I was all too aware that you can consume gobs of data while streaming a movie say on Verizon or AT&T's speedy 4G LTE data networks. Heck, you can use up your entire monthly allowance watching an hour of high-definition video.
You can also stream video on a 3G connection, and that same movie carries the same amount of data no matter how it is being delivered. The difference is that 4G provides a far superior viewing experience, without the hiccups and starts and stops that might make you give up on movie watching or certain other activities under 3G. And 4G LTE loads data faster than on the pokier networks. (Verizon claims that 4G downloads 10 times faster than 3G.) So by its very nature, 4G encourages you to do more — and ultimately spend more.
In my case, I wasn't watching video. What nailed me, I think, is that I was wirelessly downloading a number of the apps that I had already purchased for my older iPad onto the latest model.

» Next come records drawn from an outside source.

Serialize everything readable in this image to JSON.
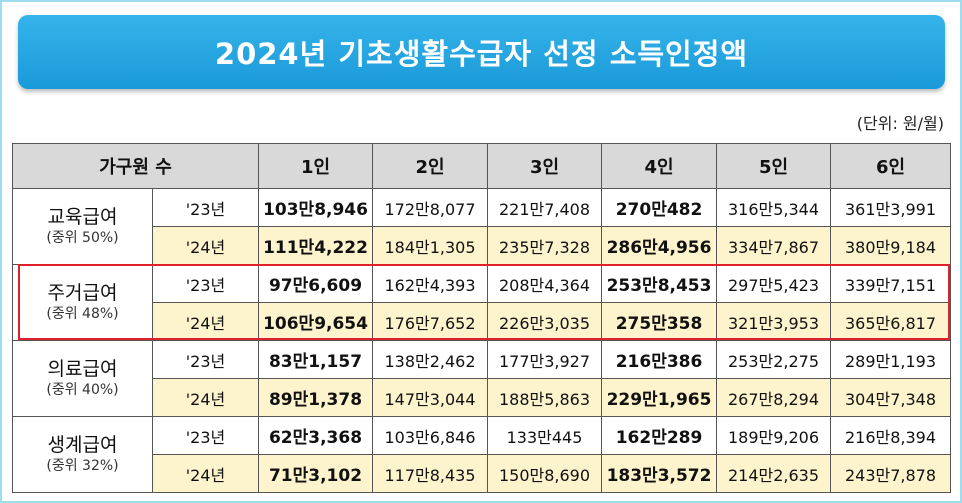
{
  "header": {
    "title": "2024년 기초생활수급자 선정 소득인정액",
    "unit": "(단위: 원/월)"
  },
  "table": {
    "columns": [
      "가구원 수",
      "1인",
      "2인",
      "3인",
      "4인",
      "5인",
      "6인"
    ],
    "groups": [
      {
        "name": "교육급여",
        "sub": "(중위 50%)",
        "rows": [
          {
            "year": "'23년",
            "values": [
              "103만8,946",
              "172만8,077",
              "221만7,408",
              "270만482",
              "316만5,344",
              "361만3,991"
            ]
          },
          {
            "year": "'24년",
            "values": [
              "111만4,222",
              "184만1,305",
              "235만7,328",
              "286만4,956",
              "334만7,867",
              "380만9,184"
            ]
          }
        ]
      },
      {
        "name": "주거급여",
        "sub": "(중위 48%)",
        "rows": [
          {
            "year": "'23년",
            "values": [
              "97만6,609",
              "162만4,393",
              "208만4,364",
              "253만8,453",
              "297만5,423",
              "339만7,151"
            ]
          },
          {
            "year": "'24년",
            "values": [
              "106만9,654",
              "176만7,652",
              "226만3,035",
              "275만358",
              "321만3,953",
              "365만6,817"
            ]
          }
        ]
      },
      {
        "name": "의료급여",
        "sub": "(중위 40%)",
        "rows": [
          {
            "year": "'23년",
            "values": [
              "83만1,157",
              "138만2,462",
              "177만3,927",
              "216만386",
              "253만2,275",
              "289만1,193"
            ]
          },
          {
            "year": "'24년",
            "values": [
              "89만1,378",
              "147만3,044",
              "188만5,863",
              "229만1,965",
              "267만8,294",
              "304만7,348"
            ]
          }
        ]
      },
      {
        "name": "생계급여",
        "sub": "(중위 32%)",
        "rows": [
          {
            "year": "'23년",
            "values": [
              "62만3,368",
              "103만6,846",
              "133만445",
              "162만289",
              "189만9,206",
              "216만8,394"
            ]
          },
          {
            "year": "'24년",
            "values": [
              "71만3,102",
              "117만8,435",
              "150만8,690",
              "183만3,572",
              "214만2,635",
              "243만7,878"
            ]
          }
        ]
      }
    ]
  }
}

Those apps were made available through Apple's iCloud.
To help avoid just this situation, the new iPad has a 50MB per app download limit on 4G. Anything over that, and you're directed to Wi-Fi. (The over-the-air download limit on 3G-capable iPads was 20MB.) But that's a per-app limit, and all those smaller-sized apps I was moving to the new iPad collectively added up.
AT&T declined to comment for this story. In an e-mail, Verizon advised to "Use Wi-Fi to help extend the life of your data plan. With so many people having Wi-Fi in their homes and the increasing availability of Wi-Fi in public areas, customers should plan their data use in context of taking advantage of the Wi-Fi capability on 4G LTE tablets."

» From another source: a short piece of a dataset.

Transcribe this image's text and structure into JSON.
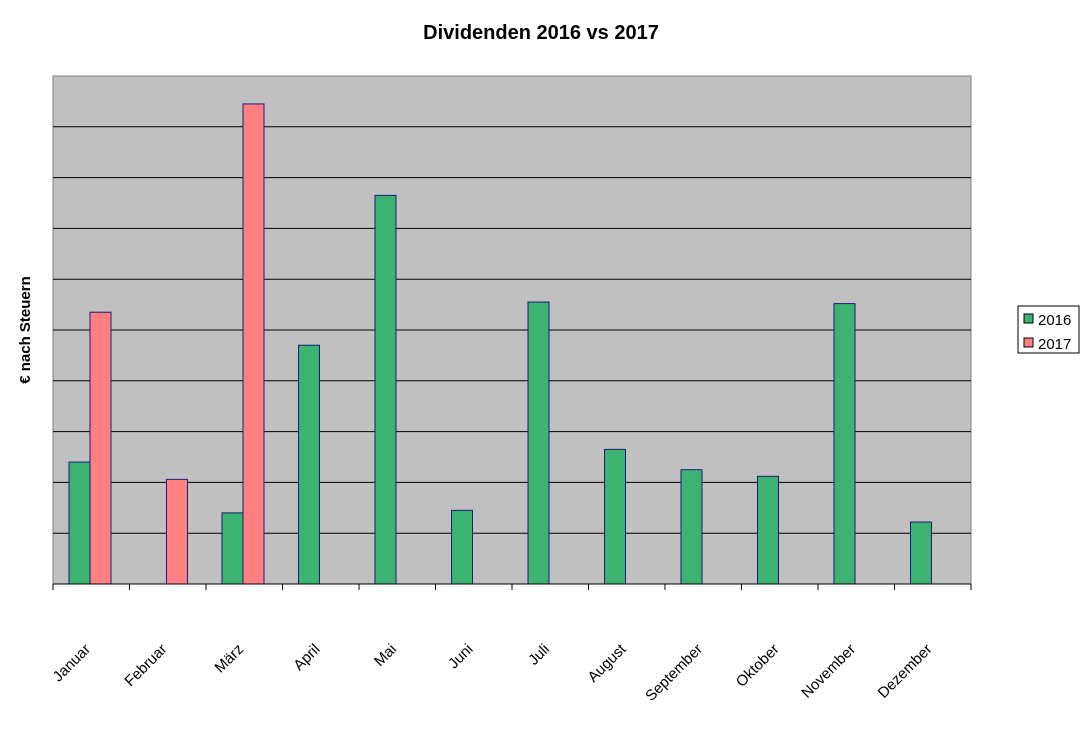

That's fine in theory. But the whole purpose of choosing a 4G iPad, which starts at $629 compared with the entry price of $499 for Wi-Fi-only models, is that you want it for precisely those instances when Wi-Fi is out of reach.

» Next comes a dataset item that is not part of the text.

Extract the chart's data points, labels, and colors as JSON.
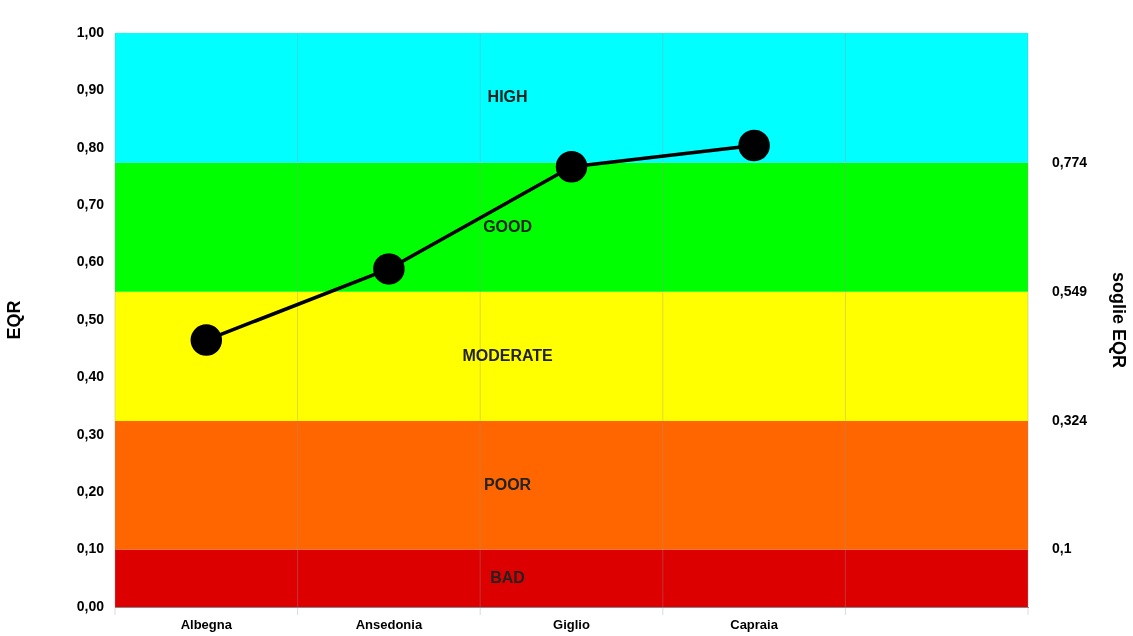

If there's a positive, it's that iPad data plans on AT&T and Verizon are prepaid. You can select only what you think you'll need. Because there's no contract, as is the norm with cellphones, you can easily add on or cancel data plans right from the iPad as often as you need to. Tap Settings and Cellular Data on the iPad to do just that.
The iPad almost always defaults to a Wi-Fi connection when available. But to make sure you won't get hit by cellular charges, turn off Cellular Data within Settings when you don't need it. You also have the option to shut down LTE.
From the iPad you can tell how much data you've used (in Settings). But to get a decent idea of which activities consume how much data, head to www.att.com/datainfo on AT&T or to the data calculator on Verizon.